この作品では、墓の下から這い出てくる赤ん坊(鬼太郎)を
水木が抱き上げてますが、「墓場鬼太郎」では違っています。
水木は一度は「気味が悪い」とその場から逃げ出してしまうの
です。
一方、生まれた息子を案じた鬼太郎の父の亡骸からは目玉がこ
ぼれ落ちて動き出し、鬼太郎が生まれた場所に置き去りにされ
ているのを知ると、鬼太郎(生まれたて)を水木の家まで道案
内して連れて行く… このような展開でした。(※)
水木は母と腐しているのですが、この母親もなかなかおおらか
な人物です。
この赤ん坊はどうしたのかと息子(水木)に問うのですが
” 家の前に捨ててあった ” との返事に
” ああ そうかい ” と、淡々と受け入れます。
困っている赤子を放っておけない時代だったのでしょうか。
(※)
貸本漫画時代の「墓場鬼太郎」が復刻されていて、電子書籍で
読めるようになっています。(全6巻 KADOKAWA刊)
鬼太郎の生まれるエピソードが載っている1巻だけとりあえず
購入して読んでいます。・_・
kazzさん、共感&コメントありがとうございます。
水木しげる先生生誕100周年記念作品で、しかもこの舞台設定なら、キャラデザはもっと原作に寄せてほしかったですよね。でも、こうして新作を公開してくれるだけでも感謝です。

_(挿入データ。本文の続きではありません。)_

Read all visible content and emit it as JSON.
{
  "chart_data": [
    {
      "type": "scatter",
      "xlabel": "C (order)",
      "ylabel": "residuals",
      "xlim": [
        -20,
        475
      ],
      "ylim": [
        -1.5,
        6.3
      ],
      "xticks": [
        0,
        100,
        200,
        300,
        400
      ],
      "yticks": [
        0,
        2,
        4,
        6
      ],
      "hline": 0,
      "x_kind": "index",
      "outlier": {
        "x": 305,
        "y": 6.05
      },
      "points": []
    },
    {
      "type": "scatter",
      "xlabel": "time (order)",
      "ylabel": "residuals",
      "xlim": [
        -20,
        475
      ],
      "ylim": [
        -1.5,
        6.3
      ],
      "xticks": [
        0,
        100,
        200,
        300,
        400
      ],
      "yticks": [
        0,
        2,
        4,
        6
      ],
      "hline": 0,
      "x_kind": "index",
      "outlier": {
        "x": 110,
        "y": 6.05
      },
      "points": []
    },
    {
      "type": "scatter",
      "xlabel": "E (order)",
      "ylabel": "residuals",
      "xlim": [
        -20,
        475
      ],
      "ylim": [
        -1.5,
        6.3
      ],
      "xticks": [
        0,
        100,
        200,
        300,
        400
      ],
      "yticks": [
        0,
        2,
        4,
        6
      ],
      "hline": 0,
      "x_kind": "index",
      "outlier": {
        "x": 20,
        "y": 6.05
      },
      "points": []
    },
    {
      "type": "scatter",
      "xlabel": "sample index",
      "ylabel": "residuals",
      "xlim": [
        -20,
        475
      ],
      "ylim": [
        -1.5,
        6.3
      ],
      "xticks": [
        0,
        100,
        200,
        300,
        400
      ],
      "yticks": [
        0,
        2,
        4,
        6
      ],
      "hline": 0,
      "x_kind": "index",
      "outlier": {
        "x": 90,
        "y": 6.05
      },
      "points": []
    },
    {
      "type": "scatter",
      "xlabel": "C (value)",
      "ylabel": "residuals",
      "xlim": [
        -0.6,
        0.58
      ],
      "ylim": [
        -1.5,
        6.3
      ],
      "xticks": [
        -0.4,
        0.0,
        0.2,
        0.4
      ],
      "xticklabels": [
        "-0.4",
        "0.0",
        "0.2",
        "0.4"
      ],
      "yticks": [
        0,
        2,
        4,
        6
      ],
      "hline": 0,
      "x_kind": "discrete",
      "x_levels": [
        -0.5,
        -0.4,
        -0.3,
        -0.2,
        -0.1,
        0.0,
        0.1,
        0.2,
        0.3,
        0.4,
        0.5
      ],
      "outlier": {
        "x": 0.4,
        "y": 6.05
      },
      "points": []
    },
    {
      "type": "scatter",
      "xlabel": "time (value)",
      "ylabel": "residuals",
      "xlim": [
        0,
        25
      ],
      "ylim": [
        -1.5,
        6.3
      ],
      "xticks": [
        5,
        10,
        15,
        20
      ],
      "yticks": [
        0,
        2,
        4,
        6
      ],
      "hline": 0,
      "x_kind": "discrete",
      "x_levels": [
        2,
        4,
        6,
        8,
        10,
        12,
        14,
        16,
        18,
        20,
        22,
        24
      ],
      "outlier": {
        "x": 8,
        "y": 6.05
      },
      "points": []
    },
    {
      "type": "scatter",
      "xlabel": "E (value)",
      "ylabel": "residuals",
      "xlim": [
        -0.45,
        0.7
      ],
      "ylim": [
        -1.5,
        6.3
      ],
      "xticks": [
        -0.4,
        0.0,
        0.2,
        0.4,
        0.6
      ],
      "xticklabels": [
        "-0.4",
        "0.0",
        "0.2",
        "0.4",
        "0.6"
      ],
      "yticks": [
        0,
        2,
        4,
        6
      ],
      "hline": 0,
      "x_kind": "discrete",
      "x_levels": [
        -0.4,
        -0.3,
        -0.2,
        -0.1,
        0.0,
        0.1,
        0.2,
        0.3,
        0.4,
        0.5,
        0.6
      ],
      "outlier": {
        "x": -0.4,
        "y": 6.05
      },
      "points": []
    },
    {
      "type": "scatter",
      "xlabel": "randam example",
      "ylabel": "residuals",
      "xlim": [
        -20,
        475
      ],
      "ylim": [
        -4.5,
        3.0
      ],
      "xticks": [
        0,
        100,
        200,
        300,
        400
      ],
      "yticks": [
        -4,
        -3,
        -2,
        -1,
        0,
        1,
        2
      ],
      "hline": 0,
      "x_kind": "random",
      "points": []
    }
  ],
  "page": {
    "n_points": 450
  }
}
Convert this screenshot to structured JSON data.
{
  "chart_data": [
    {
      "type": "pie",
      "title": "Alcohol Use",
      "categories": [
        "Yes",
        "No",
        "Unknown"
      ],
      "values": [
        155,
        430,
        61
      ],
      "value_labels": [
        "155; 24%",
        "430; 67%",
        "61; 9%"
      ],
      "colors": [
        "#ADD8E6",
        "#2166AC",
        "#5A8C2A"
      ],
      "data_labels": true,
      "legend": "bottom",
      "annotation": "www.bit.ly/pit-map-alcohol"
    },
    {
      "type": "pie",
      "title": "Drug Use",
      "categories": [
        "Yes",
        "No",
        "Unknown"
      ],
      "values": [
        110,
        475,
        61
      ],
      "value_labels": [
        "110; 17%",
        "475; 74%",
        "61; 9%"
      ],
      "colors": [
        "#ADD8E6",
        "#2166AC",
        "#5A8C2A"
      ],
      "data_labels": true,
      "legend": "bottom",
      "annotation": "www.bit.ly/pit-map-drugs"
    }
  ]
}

ルパン三世は、TVアニメを見ていた私のような人間でも、あの『カリオストロの城』の印象が強すぎて、脳内ではあれがオリジナルとなって刷り込まれてます。
〝なんと気持ちのいい連中なんだ〟の名セリフとともに。
私は古いテレビシリーズしか知らないのですが、京極夏彦さんの描く水木しげる先生のイメージからこの作品を見てました。でも新旧を問わず、さまざまなイメージで語られる作品自体の生命力は凄いと思います。映画館も若い女性が多くて意外な驚きがありました。
こんにちは。
今年も宜しくお願い致します。
点数は辛めですが、素晴らしいレビューです。
キャラデザインは昔のテレビを観ていると、違和感はありますよね。
時代の流れでしょうがないのかもしれないですね。